A statistically robust and computationally efficient LP-based method for estimating the topology of a large sparse undirected graph from high-dimensional data yields representations of genetic networks that are biologically plausible and useful abstractions of the structures of real genetic networks. Analysis of the statistical and topological properties of learned LP-SLGNs may have practical value; for example, genes with high random walk betweenness, a measure of the centrality of a node in a graph, are good candidates for intervention studies and hence integrated computational - experimental investigations designed to infer more realistic and sophisticated probabilistic directed graphical model representations of genetic networks. The LP-based solutions of the sparse linear regression problem described here may provide a method for learning the structure of transcription factor networks from transcript profiling and transcription factor binding motif data.

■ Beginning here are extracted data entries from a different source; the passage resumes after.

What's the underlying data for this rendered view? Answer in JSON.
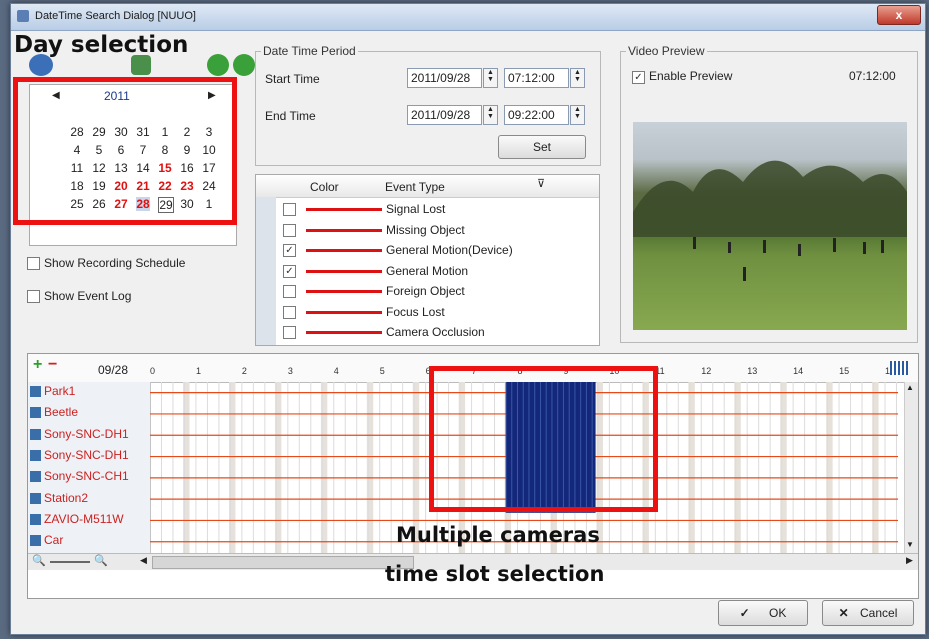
{
  "window": {
    "title": "DateTime Search Dialog [NUUO]",
    "close": "x"
  },
  "annotations": {
    "day_selection": "Day selection",
    "multi_cam": [
      "Multiple cameras",
      "time slot selection"
    ]
  },
  "calendar": {
    "month_label": "2011",
    "rows": [
      [
        "28",
        "29",
        "30",
        "31",
        "1",
        "2",
        "3"
      ],
      [
        "4",
        "5",
        "6",
        "7",
        "8",
        "9",
        "10"
      ],
      [
        "11",
        "12",
        "13",
        "14",
        "15",
        "16",
        "17"
      ],
      [
        "18",
        "19",
        "20",
        "21",
        "22",
        "23",
        "24"
      ],
      [
        "25",
        "26",
        "27",
        "28",
        "29",
        "30",
        "1"
      ]
    ],
    "red_days": [
      "15",
      "20",
      "21",
      "22",
      "23",
      "27",
      "28"
    ],
    "selected_day": "29"
  },
  "options": {
    "show_recording_schedule": "Show Recording Schedule",
    "show_event_log": "Show Event Log"
  },
  "datetime_period": {
    "group_label": "Date Time Period",
    "start_label": "Start Time",
    "start_date": "2011/09/28",
    "start_time": "07:12:00",
    "end_label": "End Time",
    "end_date": "2011/09/28",
    "end_time": "09:22:00",
    "set_button": "Set"
  },
  "events": {
    "col_color": "Color",
    "col_type": "Event Type",
    "items": [
      {
        "name": "Signal Lost",
        "checked": false
      },
      {
        "name": "Missing Object",
        "checked": false
      },
      {
        "name": "General Motion(Device)",
        "checked": true
      },
      {
        "name": "General Motion",
        "checked": true
      },
      {
        "name": "Foreign Object",
        "checked": false
      },
      {
        "name": "Focus Lost",
        "checked": false
      },
      {
        "name": "Camera Occlusion",
        "checked": false
      }
    ],
    "line_color": "#dd1111"
  },
  "preview": {
    "group_label": "Video Preview",
    "enable_label": "Enable Preview",
    "enable_checked": true,
    "time": "07:12:00"
  },
  "timeline": {
    "date": "09/28",
    "hours": [
      "0",
      "1",
      "2",
      "3",
      "4",
      "5",
      "6",
      "7",
      "8",
      "9",
      "10",
      "11",
      "12",
      "13",
      "14",
      "15",
      "16"
    ],
    "cameras": [
      "Park1",
      "Beetle",
      "Sony-SNC-DH1",
      "Sony-SNC-DH1",
      "Sony-SNC-CH1",
      "Station2",
      "ZAVIO-M511W",
      "Car"
    ],
    "selection_color": "#13287a"
  },
  "buttons": {
    "ok": "OK",
    "cancel": "Cancel"
  }
}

基因网络可以表示为一个有向图,其中节点对应一个基因,有向边指定一个基因对另一个基因的影响方向。从转录谱数据重建此类网络仍然是一项重要且具有挑战性的工作。转录谱指定了感兴趣的生物样本中许多基因的丰度。从高维转录谱数据学习基因网络结构的主流策略假定稀疏性和线性。许多方法考虑相对较小的有向图,推断节点数多达几百个的图。这项工作研究基因网络的大型无向图表示,即具有数千个节点的图,其中两个节点之间的无向边不表示影响方向,以及从转录谱数据估计这种稀疏线性基因网络(SLGN)结构的问题。
结构学习任务被转化为一个稀疏线性回归问题,然后将其作为一个套索(l1约束拟合)问题提出,并最终通过制定一个线性规划(LP)来解决。根据留一法误差给出了这种方法的泛化误差界。使用模拟数据和真实数据对LP-SLGN的准确性和实用性进行了定量和定性评估。逆向工程评估与方法对话(DREAM)计划提供了金标准数据集和评估指标,这些指标能够并便于比较用于推导网络结构的算法。从INSILICO1、INSILICO2和INSILICO3模拟的DREAM2数据集估计的LP-SLGN结构与DREAM2竞赛中排名第一和/或第二的团队提出的结构相当。从两个已发表的酿酒酵母细胞周期转录谱数据集估计的LP-SLGN结构捕获了已知的调控关联。在每个酿酒酵母LP-SLGN中,具有特定度数的节点数量遵循近似幂律,这表明其度数分布与在现实世界网络中观察到的相似。对这些LP-SLGN的检查提出了适合实验验证的生物学假设。
一种基于LP的统计稳健且计算高效的方法,用于从高维数据估计大型稀疏无向图的拓扑结构,产生了基因网络的表示,这些表示在生物学上是合理的,并且是真实基因网络结构的有用抽象。对学习到的LP-SLGN的统计和拓扑性质的分析可能具有实际价值;例如,具有高随机游走介数(一种衡量图中节点中心性的指标)的基因是干预研究的良好候选对象,因此是旨在推断更现实和复杂的基因网络概率有向图形模型表示的综合计算 - 实验研究。这里描述的稀疏线性回归问题的基于LP的解决方案可能提供一种从转录谱和转录因子结合基序数据学习转录因子网络结构的方法。